Hohe Börde l Unter der Nummer 6 hat in der jüngsten Sitzung des Hohe Börde-Gemeinderates ein besonderer Moment Aufnahme in die Tagesordnung gefunden. Die „Verabschiedung eines langjährigen Beamten“ stellte Roland Bartels, der über 25 Jahre im Dienst der Gemeinde stand, in den Mittelpunkt.

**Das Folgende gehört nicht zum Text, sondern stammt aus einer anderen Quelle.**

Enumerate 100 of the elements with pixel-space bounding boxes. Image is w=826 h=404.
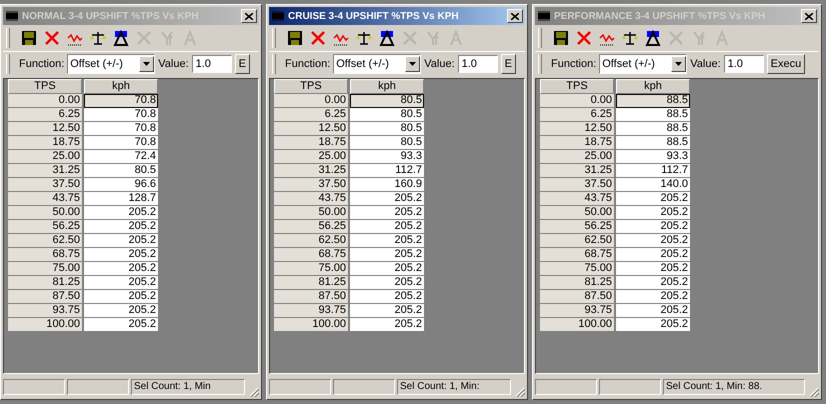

„Vor 20 Jahren hätte ich nicht gedacht, dass wir einmal zusammenarbeiten würden, denn damals gab es noch drei Börden – die Hohe Börde, die Nördliche Börde und die Niedere Börde“, erinnerte sich Bürgermeisterin Steffi Trittel. Damals war sie noch Verwaltungsleiterin in der Nördlichen Börde und Roland Bartels in der Hohen Börde tätig. 2004 fusionierten die Verwaltungsgemeinschaften Nördliche und Hohe Börde und wurden zur Verwaltungsgemeinschaft Hohe Börde. Damals kreuzten sich die Wege von Roland Bartels und Steffi Trittel.

Ende der Laufbahn

Roland Bartels Werdegang als Beamter begann 1990 als Bürgermeister von Niederndodeleben, später war er dann Verwaltungsleiter, arbeitete aber auch in der Kämmerei und gestaltete das Mitteilungsblatt der Verwaltungsgemeinschaft/Einheitsgemeinde Hohe Börde mit. Unter anderem hatte er bei der Vorbereitung der Präsentation der Gemeinde beim Sachsen-Anhalt-Tag und der Ausstellung „100 Jahre Bismarckwarte“ die Finger mit im Spiel.

Zum Ende seiner Beamtenlaufbahn nutzte Steffi Trittel die Gelegenheit, noch einmal Dank zu sagen – nicht zuletzt auch für die „menschliche Haltung als Kollege“. Den Dank gab Roland Bartels gern zurück. Auch der Gemeinderat habe immer gut mit ihm zusammengearbeitet.